A más de uno se le ponían los pelos de punta cuando la afición cantaba a capella el himno de su Real Zaragoza. La gente se levantó con las primeras notas y arriba bajaron el volumen, entendiendo pronto que era una tarde para que sonara la grada. La voz popular tomó un ritmo armónico, sin las disonancias propias de la pasión del momento, para cargar de sentimiento los segundos previos al comienzo del partido. En una de las esquinas del gol de Jerusalén se desgañitaba el numeroso público oscense para intentar compensar el ruido blanquillo.

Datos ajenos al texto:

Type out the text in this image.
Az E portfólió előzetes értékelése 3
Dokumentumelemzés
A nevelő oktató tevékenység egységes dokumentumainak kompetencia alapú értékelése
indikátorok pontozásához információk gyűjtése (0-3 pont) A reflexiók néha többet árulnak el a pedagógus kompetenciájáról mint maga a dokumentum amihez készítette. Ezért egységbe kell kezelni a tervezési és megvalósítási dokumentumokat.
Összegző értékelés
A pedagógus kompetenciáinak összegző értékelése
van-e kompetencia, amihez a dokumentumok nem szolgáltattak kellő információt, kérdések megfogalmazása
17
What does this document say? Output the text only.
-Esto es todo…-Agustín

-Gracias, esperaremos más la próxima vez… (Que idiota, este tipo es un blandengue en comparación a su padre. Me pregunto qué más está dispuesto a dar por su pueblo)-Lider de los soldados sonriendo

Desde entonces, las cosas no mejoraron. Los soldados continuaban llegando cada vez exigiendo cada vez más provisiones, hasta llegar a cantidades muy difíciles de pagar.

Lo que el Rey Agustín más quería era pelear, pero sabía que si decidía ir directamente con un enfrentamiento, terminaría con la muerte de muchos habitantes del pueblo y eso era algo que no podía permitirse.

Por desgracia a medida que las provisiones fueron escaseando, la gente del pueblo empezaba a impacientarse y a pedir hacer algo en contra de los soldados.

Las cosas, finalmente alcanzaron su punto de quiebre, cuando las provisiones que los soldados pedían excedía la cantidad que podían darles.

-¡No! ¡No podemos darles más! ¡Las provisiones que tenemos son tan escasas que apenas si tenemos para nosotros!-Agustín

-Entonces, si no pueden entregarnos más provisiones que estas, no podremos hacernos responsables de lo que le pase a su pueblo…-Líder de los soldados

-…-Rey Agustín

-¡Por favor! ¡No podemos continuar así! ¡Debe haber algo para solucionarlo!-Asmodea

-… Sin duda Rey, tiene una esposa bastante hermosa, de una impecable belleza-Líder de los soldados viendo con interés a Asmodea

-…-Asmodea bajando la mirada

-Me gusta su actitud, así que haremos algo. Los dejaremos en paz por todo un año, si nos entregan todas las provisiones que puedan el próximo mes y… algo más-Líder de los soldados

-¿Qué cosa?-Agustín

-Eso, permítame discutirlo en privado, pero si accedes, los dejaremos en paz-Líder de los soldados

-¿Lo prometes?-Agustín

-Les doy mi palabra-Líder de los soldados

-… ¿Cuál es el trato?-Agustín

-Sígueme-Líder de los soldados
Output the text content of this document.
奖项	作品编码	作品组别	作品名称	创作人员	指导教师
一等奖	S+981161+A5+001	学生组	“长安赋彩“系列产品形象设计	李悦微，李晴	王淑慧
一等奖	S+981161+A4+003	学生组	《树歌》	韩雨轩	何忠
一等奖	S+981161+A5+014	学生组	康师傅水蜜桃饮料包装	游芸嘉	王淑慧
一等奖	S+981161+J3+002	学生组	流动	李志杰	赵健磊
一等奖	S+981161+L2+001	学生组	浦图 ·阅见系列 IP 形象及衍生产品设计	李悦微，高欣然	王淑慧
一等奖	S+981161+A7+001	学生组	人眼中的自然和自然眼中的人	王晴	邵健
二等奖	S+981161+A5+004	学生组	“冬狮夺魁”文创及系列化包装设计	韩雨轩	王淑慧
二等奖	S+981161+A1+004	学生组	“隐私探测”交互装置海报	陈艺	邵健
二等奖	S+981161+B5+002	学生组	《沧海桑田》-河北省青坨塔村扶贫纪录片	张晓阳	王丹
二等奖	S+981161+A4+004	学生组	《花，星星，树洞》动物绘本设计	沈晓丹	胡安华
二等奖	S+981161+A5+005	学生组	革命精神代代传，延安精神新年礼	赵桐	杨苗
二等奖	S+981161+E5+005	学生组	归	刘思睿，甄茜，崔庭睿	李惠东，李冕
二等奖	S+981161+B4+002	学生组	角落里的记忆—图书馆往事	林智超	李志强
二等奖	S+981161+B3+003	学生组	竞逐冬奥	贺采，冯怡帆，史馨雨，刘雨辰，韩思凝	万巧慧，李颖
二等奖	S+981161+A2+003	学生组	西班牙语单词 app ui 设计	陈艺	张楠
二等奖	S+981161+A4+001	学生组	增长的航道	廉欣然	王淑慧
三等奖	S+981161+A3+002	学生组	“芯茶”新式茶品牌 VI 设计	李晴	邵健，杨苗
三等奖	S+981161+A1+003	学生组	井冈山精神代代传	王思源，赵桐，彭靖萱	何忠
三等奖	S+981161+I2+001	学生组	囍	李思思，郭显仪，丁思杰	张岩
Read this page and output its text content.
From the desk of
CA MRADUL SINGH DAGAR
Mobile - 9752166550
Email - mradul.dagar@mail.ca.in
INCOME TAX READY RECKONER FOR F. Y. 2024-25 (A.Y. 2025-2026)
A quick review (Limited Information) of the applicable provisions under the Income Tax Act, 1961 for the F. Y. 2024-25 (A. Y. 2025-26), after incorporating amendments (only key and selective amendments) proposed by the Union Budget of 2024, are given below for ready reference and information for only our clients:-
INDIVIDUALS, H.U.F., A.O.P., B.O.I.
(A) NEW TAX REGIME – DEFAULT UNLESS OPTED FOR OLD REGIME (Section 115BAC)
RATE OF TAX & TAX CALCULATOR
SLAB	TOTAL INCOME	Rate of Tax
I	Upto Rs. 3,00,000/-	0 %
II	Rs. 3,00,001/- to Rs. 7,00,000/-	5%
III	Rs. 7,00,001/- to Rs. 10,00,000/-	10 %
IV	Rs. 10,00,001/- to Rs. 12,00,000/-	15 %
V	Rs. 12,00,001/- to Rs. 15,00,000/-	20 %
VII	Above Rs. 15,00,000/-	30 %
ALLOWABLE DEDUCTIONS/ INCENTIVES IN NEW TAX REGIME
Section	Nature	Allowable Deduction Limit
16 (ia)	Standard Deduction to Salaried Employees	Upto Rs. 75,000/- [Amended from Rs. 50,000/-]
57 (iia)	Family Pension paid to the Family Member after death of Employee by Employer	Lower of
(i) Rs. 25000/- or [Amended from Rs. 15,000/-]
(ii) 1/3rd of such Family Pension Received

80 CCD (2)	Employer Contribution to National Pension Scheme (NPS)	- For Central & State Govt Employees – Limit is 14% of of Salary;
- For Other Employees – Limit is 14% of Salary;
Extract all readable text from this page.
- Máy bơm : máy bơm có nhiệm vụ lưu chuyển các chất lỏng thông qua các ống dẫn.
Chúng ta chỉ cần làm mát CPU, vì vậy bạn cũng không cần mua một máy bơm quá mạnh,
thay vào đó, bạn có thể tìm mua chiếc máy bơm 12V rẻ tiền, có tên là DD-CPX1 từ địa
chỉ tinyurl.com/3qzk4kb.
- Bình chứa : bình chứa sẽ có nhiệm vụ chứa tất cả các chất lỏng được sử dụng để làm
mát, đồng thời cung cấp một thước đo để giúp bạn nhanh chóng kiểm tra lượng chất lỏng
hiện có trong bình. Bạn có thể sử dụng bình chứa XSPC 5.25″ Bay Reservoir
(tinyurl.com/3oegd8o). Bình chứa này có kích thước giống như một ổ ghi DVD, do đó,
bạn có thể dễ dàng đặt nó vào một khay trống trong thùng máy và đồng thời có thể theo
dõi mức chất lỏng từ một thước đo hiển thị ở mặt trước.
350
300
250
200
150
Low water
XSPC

Apenas se les oyó en toda la tarde, pese a que no reblaron. Cuando toca día de fervor en La Romareda, no hay manera. Sí se puede, acabó el partido. Incluso un buen rato después aparecían unos cuantos futbolistas locales para celebrar con la muchachada del gol de la Feria que el gigante dormido está de vuelta.

Mucho antes, pasadas las cuatro de la tarde, miles de zaragocistas se habían arremolinado cerca de la entrada de vestuarios para recibir la llegada de su equipo en autocar. Fue de verdad impactante el momento. Tanta y tanta gente estirada en colores, tal estruendo coral, toda esa fogosidad, cómo no te voy a querer... Las bengalas de fondo, humo antiguo, completaron una escena insólita hoy en día. Cuando el autobús del equipo giró desde Isabel La Católica para recorrer los últimos metros, Papu enseñó el mundo visto desde el otro lado del cristal. Reinó el silencio entre exclamaciones de asombro de los futbolistas: «¡Buaaah! ¡Qué pasada! ¡Haaala!». Afuera, la gente anticipaba la fiesta que empieza. «Volveremos a Primera...», cantaban. El león, esta vez, no durmió la siesta.